1. Academic Validation
  2. Zeniplatin in advanced malignant melanoma and renal cancer: phase II studies with unexpected nephrotoxicity

Zeniplatin in advanced malignant melanoma and renal cancer: phase II studies with unexpected nephrotoxicity

  • Cancer Chemother Pharmacol. 1997;40(5):439-43. doi: 10.1007/s002800050683.
S Aamdal 1 U Bruntsch J Kerger J Verweij W ten Bokkel Huinink J Wanders R Rastogi H R Franklin S B Kaye
Affiliations

Affiliation

  • 1 Norwegian Radium Hospital, Oslo, Norway.
Abstract

The antitumor activity of zeniplatin, a third-generation, water-soluble platinum compound that has shown broad preclinical antitumor activity and no significant nephrotoxicity in phase I trials, was tested in patients with advanced malignant melanoma and advanced renal Cancer. Patients who had not previously been treated, except with local limb perfusion and immunotherapy, were given zeniplatin as bolus injections at 125 mg/m2 every 3 weeks. The main hematological toxicity was leukopenia (7/30 patients, WHO grade > or = 3) and the main nonhematological toxicity was nausea and vomiting (21/30 patients, WHO grade > or = 2). Serious nephrotoxicity was observed early in the renal Cancer study and, later, also in the melanoma study.
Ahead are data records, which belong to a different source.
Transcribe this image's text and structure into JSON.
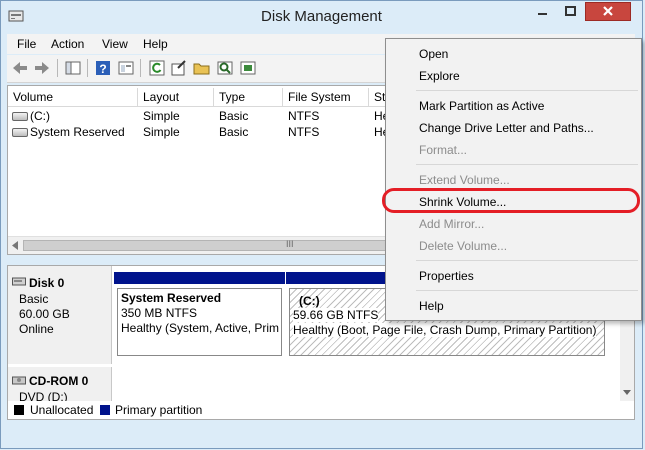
{
  "window": {
    "title": "Disk Management"
  },
  "menubar": {
    "items": [
      "File",
      "Action",
      "View",
      "Help"
    ]
  },
  "toolbar": {
    "icons": [
      "back-arrow-icon",
      "forward-arrow-icon",
      "console-tree-icon",
      "help-icon",
      "properties-icon",
      "refresh-icon",
      "export-icon",
      "open-folder-icon",
      "search-disk-icon",
      "settings-icon"
    ]
  },
  "volume_list": {
    "columns": [
      "Volume",
      "Layout",
      "Type",
      "File System",
      "St"
    ],
    "rows": [
      {
        "volume": "(C:)",
        "layout": "Simple",
        "type": "Basic",
        "fs": "NTFS",
        "status": "He"
      },
      {
        "volume": "System Reserved",
        "layout": "Simple",
        "type": "Basic",
        "fs": "NTFS",
        "status": "He"
      }
    ],
    "scroll_marker": "III"
  },
  "disks": [
    {
      "name": "Disk 0",
      "type": "Basic",
      "size": "60.00 GB",
      "status": "Online",
      "partitions": [
        {
          "name": "System Reserved",
          "size": "350 MB NTFS",
          "health": "Healthy (System, Active, Prim"
        },
        {
          "name": "(C:)",
          "size": "59.66 GB NTFS",
          "health": "Healthy (Boot, Page File, Crash Dump, Primary Partition)"
        }
      ]
    },
    {
      "name": "CD-ROM 0",
      "type": "DVD (D:)"
    }
  ],
  "legend": [
    {
      "label": "Unallocated",
      "color": "#000000"
    },
    {
      "label": "Primary partition",
      "color": "#00138c"
    }
  ],
  "context_menu": {
    "items": [
      {
        "label": "Open",
        "enabled": true
      },
      {
        "label": "Explore",
        "enabled": true
      },
      {
        "label": "Mark Partition as Active",
        "enabled": true
      },
      {
        "label": "Change Drive Letter and Paths...",
        "enabled": true
      },
      {
        "label": "Format...",
        "enabled": false
      },
      {
        "label": "Extend Volume...",
        "enabled": false
      },
      {
        "label": "Shrink Volume...",
        "enabled": true,
        "highlighted": true
      },
      {
        "label": "Add Mirror...",
        "enabled": false
      },
      {
        "label": "Delete Volume...",
        "enabled": false
      },
      {
        "label": "Properties",
        "enabled": true
      },
      {
        "label": "Help",
        "enabled": true
      }
    ]
  },
  "colors": {
    "highlight_ring": "#e41e26",
    "primary_partition": "#00138c",
    "window_frame": "#dcecf8"
  }
}
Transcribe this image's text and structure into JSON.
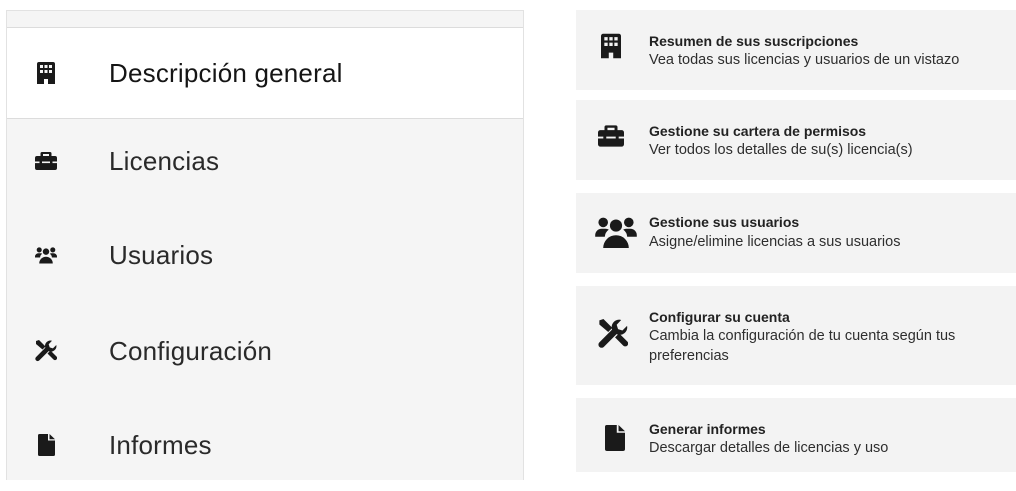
{
  "sidebar": {
    "items": [
      {
        "label": "Descripción general",
        "icon": "building-icon",
        "active": true
      },
      {
        "label": "Licencias",
        "icon": "briefcase-icon",
        "active": false
      },
      {
        "label": "Usuarios",
        "icon": "users-icon",
        "active": false
      },
      {
        "label": "Configuración",
        "icon": "tools-icon",
        "active": false
      },
      {
        "label": "Informes",
        "icon": "document-icon",
        "active": false
      }
    ]
  },
  "cards": [
    {
      "title": "Resumen de sus suscripciones",
      "description": "Vea todas sus licencias y usuarios de un vistazo",
      "icon": "building-icon"
    },
    {
      "title": "Gestione su cartera de permisos",
      "description": "Ver todos los detalles de su(s) licencia(s)",
      "icon": "briefcase-icon"
    },
    {
      "title": "Gestione sus usuarios",
      "description": "Asigne/elimine licencias a sus usuarios",
      "icon": "users-icon"
    },
    {
      "title": "Configurar su cuenta",
      "description": "Cambia la configuración de tu cuenta según tus preferencias",
      "icon": "tools-icon"
    },
    {
      "title": "Generar informes",
      "description": "Descargar detalles de licencias y uso",
      "icon": "document-icon"
    }
  ],
  "colors": {
    "icon": "#1a1a1a",
    "sidebar_bg": "#f5f5f5",
    "card_bg": "#f3f3f3",
    "active_bg": "#ffffff"
  }
}
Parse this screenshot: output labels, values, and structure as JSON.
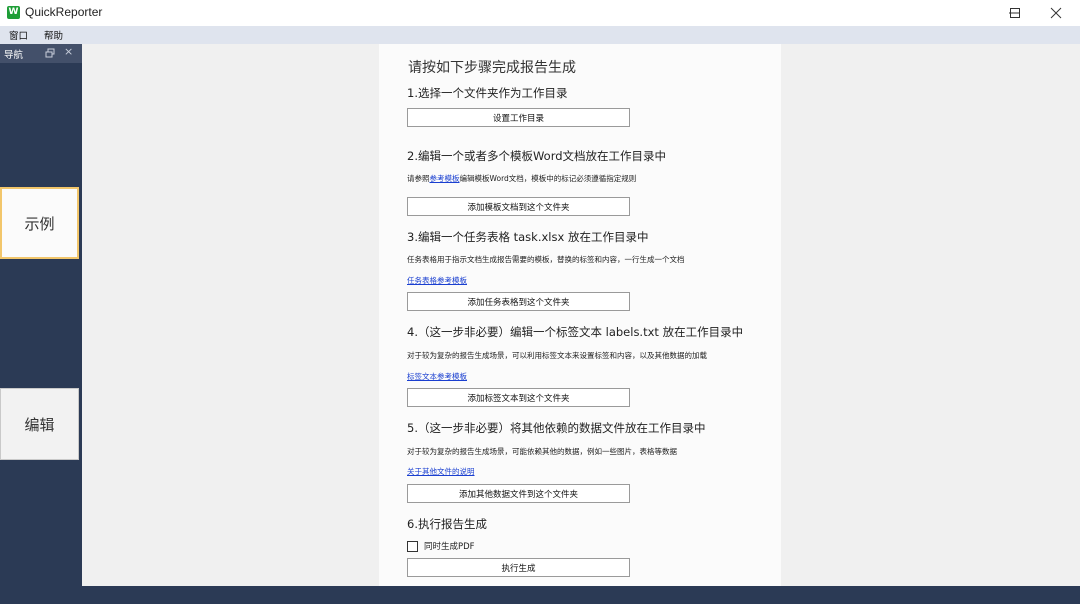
{
  "app": {
    "logo_letter": "W",
    "title": "QuickReporter"
  },
  "menu": [
    {
      "label": "窗口"
    },
    {
      "label": "帮助"
    }
  ],
  "nav": {
    "title": "导航",
    "close": "×",
    "buttons": [
      {
        "label": "示例"
      },
      {
        "label": "编辑"
      }
    ]
  },
  "content": {
    "heading": "请按如下步骤完成报告生成",
    "step1": {
      "title": "1.选择一个文件夹作为工作目录",
      "button": "设置工作目录"
    },
    "step2": {
      "title": "2.编辑一个或者多个模板Word文档放在工作目录中",
      "desc_prefix": "请参照",
      "desc_link": "参考模板",
      "desc_suffix": "编辑模板Word文档，模板中的标记必须遵循指定规则",
      "button": "添加模板文档到这个文件夹"
    },
    "step3": {
      "title": "3.编辑一个任务表格 task.xlsx 放在工作目录中",
      "desc": "任务表格用于指示文档生成报告需要的模板，替换的标签和内容，一行生成一个文档",
      "link": "任务表格参考模板",
      "button": "添加任务表格到这个文件夹"
    },
    "step4": {
      "title": "4.（这一步非必要）编辑一个标签文本 labels.txt 放在工作目录中",
      "desc": "对于较为复杂的报告生成场景，可以利用标签文本来设置标签和内容，以及其他数据的加载",
      "link": "标签文本参考模板",
      "button": "添加标签文本到这个文件夹"
    },
    "step5": {
      "title": "5.（这一步非必要）将其他依赖的数据文件放在工作目录中",
      "desc": "对于较为复杂的报告生成场景，可能依赖其他的数据，例如一些图片，表格等数据",
      "link": "关于其他文件的说明",
      "button": "添加其他数据文件到这个文件夹"
    },
    "step6": {
      "title": "6.执行报告生成",
      "checkbox_label": "同时生成PDF",
      "checkbox_checked": false,
      "button": "执行生成"
    }
  },
  "colors": {
    "nav_bg": "#2b3a55",
    "menubar_bg": "#dfe4ee",
    "link": "#1a3fd0",
    "selected_border": "#f2c66b"
  }
}
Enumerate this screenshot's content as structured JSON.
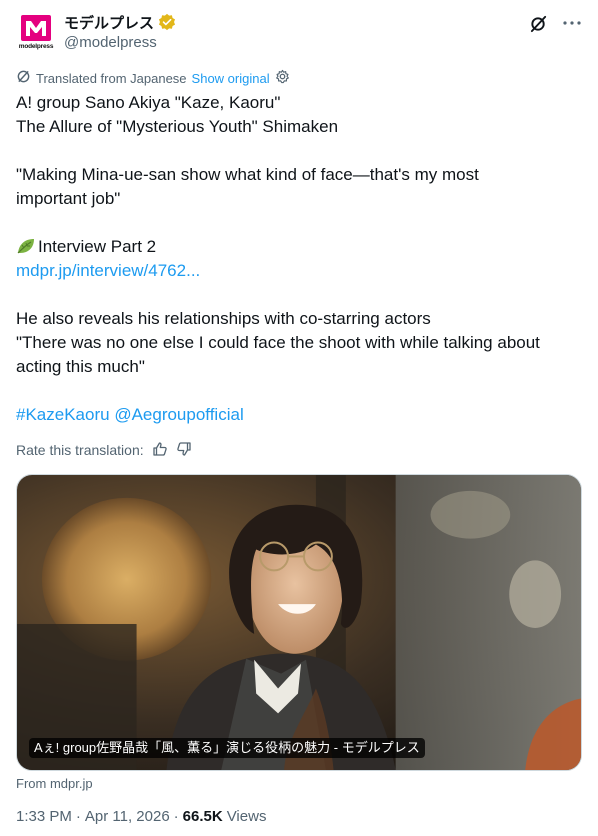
{
  "author": {
    "name": "モデルプレス",
    "handle": "@modelpress",
    "avatar_text": "modelpress",
    "brand_color": "#e4007f",
    "verified_color": "#e2b719"
  },
  "translation": {
    "label": "Translated from Japanese",
    "show_original": "Show original",
    "rate_label": "Rate this translation:"
  },
  "tweet": {
    "line1": "A! group Sano Akiya \"Kaze, Kaoru\"",
    "line2": "The Allure of \"Mysterious Youth\" Shimaken",
    "line3": "\"Making Mina-ue-san show what kind of face—that's my most",
    "line4": "important job\"",
    "line5": "Interview Part 2",
    "link": "mdpr.jp/interview/4762...",
    "line6": "He also reveals his relationships with co-starring actors",
    "line7": "\"There was no one else I could face the shoot with while talking about",
    "line8": "acting this much\"",
    "hashtag": "#KazeKaoru",
    "mention": "@Aegroupofficial"
  },
  "card": {
    "caption": "Aぇ! group佐野晶哉「風、薫る」演じる役柄の魅力 - モデルプレス",
    "source": "From mdpr.jp"
  },
  "meta": {
    "time": "1:33 PM",
    "date": "Apr 11, 2026",
    "separator": "·",
    "views_count": "66.5K",
    "views_label": "Views"
  },
  "icons": [
    "verified-badge-icon",
    "grok-icon",
    "more-icon",
    "translate-icon",
    "settings-icon",
    "leaf-icon",
    "thumbs-up-icon",
    "thumbs-down-icon"
  ]
}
Hyperhydration did not prevent the nephrotoxicity, and the studies were stopped after 6 renal Cancer patients and 24 malignant melanoma patients had been included. Zeniplatin gave objective responses in 3 of the 21 evaluable malignant melanoma patients [2 complete responses (CRs) in patients with lymph-node metastases lasted 5 and 14 months, respectively; 1 partial response (PR) in a patient with lymph-node and liver metastases lasted 6 months]. In the renal Cancer study, only four patients were evaluable for response and none responded. The results show that zeniplatin has some activity (14%) in patients with advanced malignant melanoma, but no conclusion can be drawn regarding the activity of zeniplatin in renal Cancer as the number of patients was too low. The main toxicities were leukopenia and nausea and vomiting. Unexpected and serious nephrotoxicity was observed, and for this reason the studies were terminated before the planned number of patients had been included. A possible explanation for the nephrotoxicity may be drug interactions, but no firm conclusion can yet be drawn.